GPS signals are weak by the time they reach Earth. That weakness is why they are increasingly being disrupted – blocked through jamming, or overridden with false signals through spoofing. GPS is the best-known satellite timing system in Australia and the United States, but it is one of several systems that together make up the Global Navigation Satellite System, or GNSS. Commonwealth Scientific and Industrial Research Organisation, Australia’s national science agency, has built two portable devices designed to replace those signals with something an attacker cannot convincingly fake.
In contested environments, satellite timing signals are being disrupted as an act of war. The consequences extend across military operations on air, land, sea, cyber, and space domains – and into civilian systems including power grids, financial services, transport networks, and emergency services that rely on the same signals for precise timing.
Jamming blocks the satellite signal so it cannot be received. Spoofing is more sophisticated – it transmits a false but convincing signal that tricks receivers into accepting the wrong time or location, according to Australian Defence Magazine. Both types of interference are growing concerns because conventional Global Navigation Satellite Systems (GNSS) signals are too weak to resist them.
What CSIRO Built
Commonwealth Scientific and Industrial Research Organisation (CSIRO) researchers developed two high-flux, portable, and deployable entangled photon sources as part of a project led by the Defence Science and Technology Group, according to Phys.org. The devices, which CSIRO calls the Quantum Light Source, generate pairs of light particles linked through quantum physics. One photon remains on the ground at an optical ground station while its entangled partner is transmitted to an orbiting satellite hundreds of kilometres away.
The quantum property that makes this useful for timing is the same one that makes it resistant to interference. Any attempt to intercept or tamper with the signal changes the quantum state, and that change is detectable instantly. According to CSIRO, users can then switch to a different channel. The process of continuous entanglement distribution is what the agency describes as making the system spoof-proof.

CSIRO Technical Lead Matt Broome described the result as “a significant milestone in the development of quantum-secure time transfer in Australia.”

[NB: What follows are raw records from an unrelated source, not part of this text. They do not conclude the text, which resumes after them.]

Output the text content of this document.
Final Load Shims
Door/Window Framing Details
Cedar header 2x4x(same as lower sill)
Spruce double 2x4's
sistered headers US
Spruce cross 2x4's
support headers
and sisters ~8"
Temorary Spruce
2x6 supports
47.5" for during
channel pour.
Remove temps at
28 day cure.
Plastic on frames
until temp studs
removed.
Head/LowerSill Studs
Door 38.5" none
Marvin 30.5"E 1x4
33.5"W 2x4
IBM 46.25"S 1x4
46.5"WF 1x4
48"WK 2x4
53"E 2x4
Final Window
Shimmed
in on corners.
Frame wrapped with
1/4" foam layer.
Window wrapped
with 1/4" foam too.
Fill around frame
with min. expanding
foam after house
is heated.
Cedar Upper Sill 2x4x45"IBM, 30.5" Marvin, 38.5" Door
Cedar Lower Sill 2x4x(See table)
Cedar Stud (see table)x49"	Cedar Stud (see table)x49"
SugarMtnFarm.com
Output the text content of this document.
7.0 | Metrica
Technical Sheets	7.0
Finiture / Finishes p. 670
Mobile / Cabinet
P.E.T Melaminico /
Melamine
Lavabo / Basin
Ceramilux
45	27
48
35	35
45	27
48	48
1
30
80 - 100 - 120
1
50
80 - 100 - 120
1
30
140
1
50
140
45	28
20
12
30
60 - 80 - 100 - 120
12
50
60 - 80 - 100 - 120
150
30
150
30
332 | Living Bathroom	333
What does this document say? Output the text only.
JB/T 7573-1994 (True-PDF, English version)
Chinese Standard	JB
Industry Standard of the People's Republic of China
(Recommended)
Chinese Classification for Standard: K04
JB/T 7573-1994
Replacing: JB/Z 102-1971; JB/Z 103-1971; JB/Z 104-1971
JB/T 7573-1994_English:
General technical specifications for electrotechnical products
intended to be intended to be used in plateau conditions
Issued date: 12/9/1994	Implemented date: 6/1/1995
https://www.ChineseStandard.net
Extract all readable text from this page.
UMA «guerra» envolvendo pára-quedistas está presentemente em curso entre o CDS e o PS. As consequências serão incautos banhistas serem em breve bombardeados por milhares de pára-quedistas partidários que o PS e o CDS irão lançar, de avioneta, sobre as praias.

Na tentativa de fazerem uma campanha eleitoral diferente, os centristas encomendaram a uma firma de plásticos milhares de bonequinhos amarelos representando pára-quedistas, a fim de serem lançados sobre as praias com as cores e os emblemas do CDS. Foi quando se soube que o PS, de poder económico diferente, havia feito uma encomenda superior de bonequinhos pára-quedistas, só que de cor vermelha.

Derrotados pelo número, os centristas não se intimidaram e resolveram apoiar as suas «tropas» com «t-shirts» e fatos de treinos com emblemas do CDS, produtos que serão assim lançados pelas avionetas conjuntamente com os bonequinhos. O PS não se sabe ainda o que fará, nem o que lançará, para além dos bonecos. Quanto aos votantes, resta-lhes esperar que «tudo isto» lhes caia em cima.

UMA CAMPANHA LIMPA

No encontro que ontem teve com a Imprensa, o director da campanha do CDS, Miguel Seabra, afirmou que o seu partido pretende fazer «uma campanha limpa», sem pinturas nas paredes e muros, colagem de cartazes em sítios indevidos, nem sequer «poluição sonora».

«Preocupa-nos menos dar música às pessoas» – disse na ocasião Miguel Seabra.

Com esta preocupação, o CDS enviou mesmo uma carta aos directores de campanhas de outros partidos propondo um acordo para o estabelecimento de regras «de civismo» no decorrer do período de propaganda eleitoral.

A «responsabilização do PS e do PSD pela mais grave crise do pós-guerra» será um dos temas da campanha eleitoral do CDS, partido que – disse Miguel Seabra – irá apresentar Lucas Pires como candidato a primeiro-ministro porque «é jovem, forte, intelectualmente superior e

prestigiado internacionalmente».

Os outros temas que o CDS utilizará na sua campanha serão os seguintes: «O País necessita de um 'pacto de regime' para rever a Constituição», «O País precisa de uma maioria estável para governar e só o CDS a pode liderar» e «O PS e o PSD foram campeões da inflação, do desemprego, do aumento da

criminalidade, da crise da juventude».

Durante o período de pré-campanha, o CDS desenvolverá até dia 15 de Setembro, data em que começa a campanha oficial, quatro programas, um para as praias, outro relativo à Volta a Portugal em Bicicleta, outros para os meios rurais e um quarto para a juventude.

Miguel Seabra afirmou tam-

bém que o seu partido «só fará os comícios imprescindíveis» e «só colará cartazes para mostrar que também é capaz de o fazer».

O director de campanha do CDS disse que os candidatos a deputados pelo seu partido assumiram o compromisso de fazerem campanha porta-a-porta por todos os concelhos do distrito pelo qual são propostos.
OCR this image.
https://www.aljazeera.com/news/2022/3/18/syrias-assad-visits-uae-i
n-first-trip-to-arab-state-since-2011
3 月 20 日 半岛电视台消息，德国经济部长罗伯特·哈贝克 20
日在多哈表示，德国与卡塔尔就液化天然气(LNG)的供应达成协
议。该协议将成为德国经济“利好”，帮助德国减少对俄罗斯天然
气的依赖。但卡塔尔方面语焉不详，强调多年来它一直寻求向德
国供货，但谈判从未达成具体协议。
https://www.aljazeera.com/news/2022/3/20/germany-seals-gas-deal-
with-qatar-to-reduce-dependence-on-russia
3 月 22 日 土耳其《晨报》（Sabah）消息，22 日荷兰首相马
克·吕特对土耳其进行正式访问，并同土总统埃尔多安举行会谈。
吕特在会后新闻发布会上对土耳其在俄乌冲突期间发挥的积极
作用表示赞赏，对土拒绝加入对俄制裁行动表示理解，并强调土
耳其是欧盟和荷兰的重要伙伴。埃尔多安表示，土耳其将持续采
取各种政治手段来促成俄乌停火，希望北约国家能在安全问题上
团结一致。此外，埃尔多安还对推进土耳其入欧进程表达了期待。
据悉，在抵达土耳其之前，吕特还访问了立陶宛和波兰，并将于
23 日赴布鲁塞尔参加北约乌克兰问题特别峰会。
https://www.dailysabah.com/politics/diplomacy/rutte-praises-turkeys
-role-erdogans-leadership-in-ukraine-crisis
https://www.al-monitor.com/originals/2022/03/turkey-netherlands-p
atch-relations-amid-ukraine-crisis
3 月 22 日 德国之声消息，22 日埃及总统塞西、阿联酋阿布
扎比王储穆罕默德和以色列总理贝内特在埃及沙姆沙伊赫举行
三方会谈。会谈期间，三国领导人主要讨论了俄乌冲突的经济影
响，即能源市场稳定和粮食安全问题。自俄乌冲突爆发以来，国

The project began with a collaboration with Heriot-Watt University in Scotland, whose source design thinking CSIRO set out to translate from laboratory conditions into field-deployable hardware, source reported. The resulting devices are described as portable and easily deployable at optical ground stations.
Beyond Defence
While developed for the Australian Defence Force, CSIRO said the capability is not limited to military applications. The same secure timing that allows military systems to operate when GNSS is disrupted also applies to civilian infrastructure involving communications networks, power grids, transport, and financial services.
The project is also described as contributing to Australia’s sovereign capability in quantum components and secure communications – building know-how domestically in a technology area the agency says is likely to shape the future of secure communications, navigation, and timing.